However, under the combined efforts of President Tinubu and Central Bank Governor Olayemi Cardoso, several reforms were introduced to restore sanity to the system. These included:
Clearing part of the foreign exchange backlog.
Cracking down on round-tripping and speculative hoarding.
Increasing dollar liquidity through partnerships with commercial banks.
Unifying exchange rates to discourage black-market dominance.
Analysts Weigh In
Economists have described the Naira’s current stability as a welcome development but cautioned that Nigeria must not relax its efforts. They argue that sustaining the gains will require addressing deeper structural issues such as:
Heavy reliance on imports.
Low non-oil export earnings.
Inflationary pressures fueled by energy and food costs.
Dr. Adeyemi Fajuyi, a financial analyst, noted that while stabilizing the Naira at ₦1,450 is commendable, “true recovery will only come when Nigeria significantly boosts local production and reduces its appetite for imports.”
The Role of Confidence in the Market
Tinubu’s assurance also reflects his administration’s attempt to rebuild investor and public confidence. The forex market thrives on trust, and government credibility is a key factor in maintaining stability.
The President’s remark that Nigerians no longer need “connections” at the Central Bank before accessing forex directly challenges the long-standing culture of favoritism and scarcity that distorted the system.
What This Means for Nigerians
For ordinary Nigerians, a stronger Naira could translate into reduced costs for imported goods, lower inflation, and improved purchasing power.
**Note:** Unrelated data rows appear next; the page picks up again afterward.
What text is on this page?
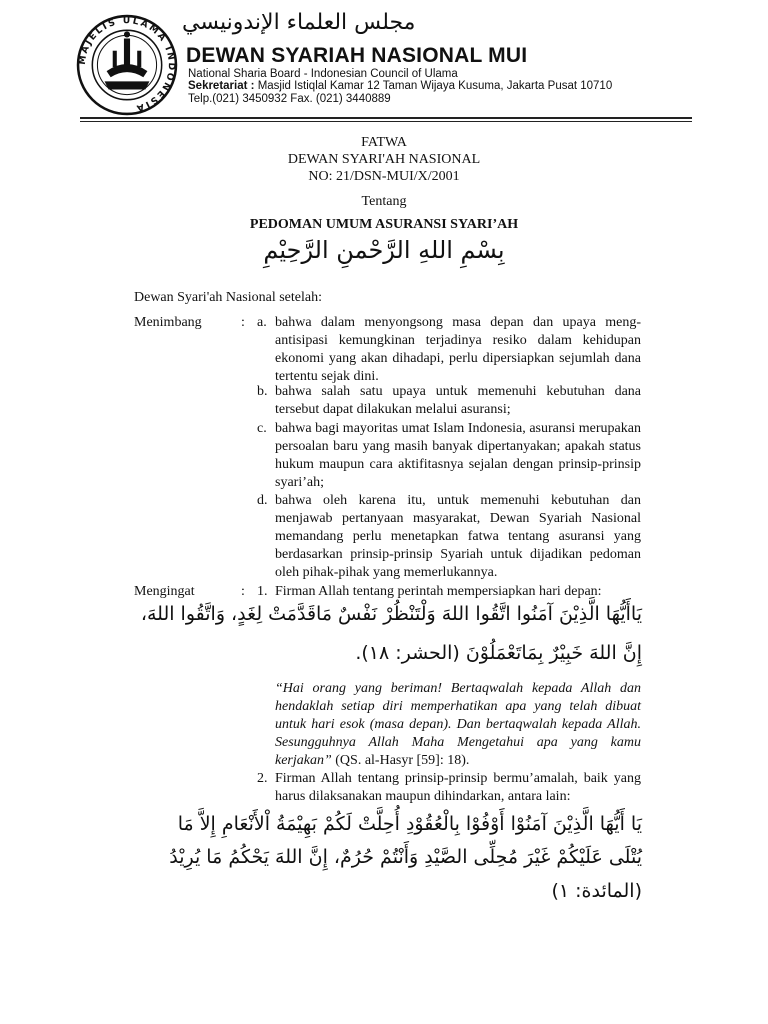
MAJELIS ULAMA INDONESIA
مجلس العلماء الإندونيسي
DEWAN SYARIAH NASIONAL MUI
National Sharia Board - Indonesian Council of Ulama
Sekretariat : Masjid Istiqlal Kamar 12 Taman Wijaya Kusuma, Jakarta Pusat 10710
Telp.(021) 3450932 Fax. (021) 3440889
FATWA
DEWAN SYARI'AH NASIONAL
NO: 21/DSN-MUI/X/2001
Tentang
PEDOMAN UMUM ASURANSI SYARI’AH
بِسْمِ اللهِ الرَّحْمنِ الرَّحِيْمِ
Dewan Syari'ah Nasional setelah:
Menimbang	: a. bahwa dalam menyongsong masa depan dan upaya meng-antisipasi kemungkinan terjadinya resiko dalam kehidupan ekonomi yang akan dihadapi, perlu dipersiapkan sejumlah dana tertentu sejak dini.
b. bahwa salah satu upaya untuk memenuhi kebutuhan dana tersebut dapat dilakukan melalui asuransi;
c. bahwa bagi mayoritas umat Islam Indonesia, asuransi merupakan persoalan baru yang masih banyak dipertanyakan; apakah status hukum maupun cara aktifitasnya sejalan dengan prinsip-prinsip syari’ah;
d. bahwa oleh karena itu, untuk memenuhi kebutuhan dan menjawab pertanyaan masyarakat, Dewan Syariah Nasional memandang perlu menetapkan fatwa tentang asuransi yang berdasarkan prinsip-prinsip Syariah untuk dijadikan pedoman oleh pihak-pihak yang memerlukannya.
Mengingat	: 1. Firman Allah tentang perintah mempersiapkan hari depan:
يَاأَيُّهَا الَّذِيْنَ آمَنُوا اتَّقُوا اللهَ وَلْتَنْظُرْ نَفْسٌ مَاقَدَّمَتْ لِغَدٍ، وَاتَّقُوا اللهَ،
إِنَّ اللهَ خَبِيْرٌ بِمَاتَعْمَلُوْنَ (الحشر: ١٨).
“Hai orang yang beriman! Bertaqwalah kepada Allah dan hendaklah setiap diri memperhatikan apa yang telah dibuat untuk hari esok (masa depan). Dan bertaqwalah kepada Allah. Sesungguhnya Allah Maha Mengetahui apa yang kamu kerjakan” (QS. al-Hasyr [59]: 18).
2. Firman Allah tentang prinsip-prinsip bermu’amalah, baik yang harus dilaksanakan maupun dihindarkan, antara lain:
يَا أَيُّهَا الَّذِيْنَ آمَنُوْا أَوْفُوْا بِالْعُقُوْدِ أُحِلَّتْ لَكُمْ بَهِيْمَةُ اْلأَنْعَامِ إِلاَّ مَا
يُتْلَى عَلَيْكُمْ غَيْرَ مُحِلِّى الصَّيْدِ وَأَنْتُمْ حُرُمٌ، إِنَّ اللهَ يَحْكُمُ مَا يُرِيْدُ
(المائدة: ١)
However, the impact is yet to be fully felt at the retail level, as prices of food and essential commodities remain high.
Small and medium-scale businesses that rely on imported materials have also expressed cautious optimism, stating that while stability is good, the availability of dollars for transactions remains the true test.
The Road Ahead
Tinubu’s statement paints a hopeful picture, but experts insist that sustaining this “Naira comeback” will require:
Diversifying the economy beyond oil.
Attracting long-term foreign direct investment.
Ensuring policy consistency and transparency.
Expanding Nigeria’s export base, especially in agriculture and manufacturing.
The President, however, sounded confident that his administration’s reforms are working and promised that Nigeria is now on the path of economic resilience and long-term growth.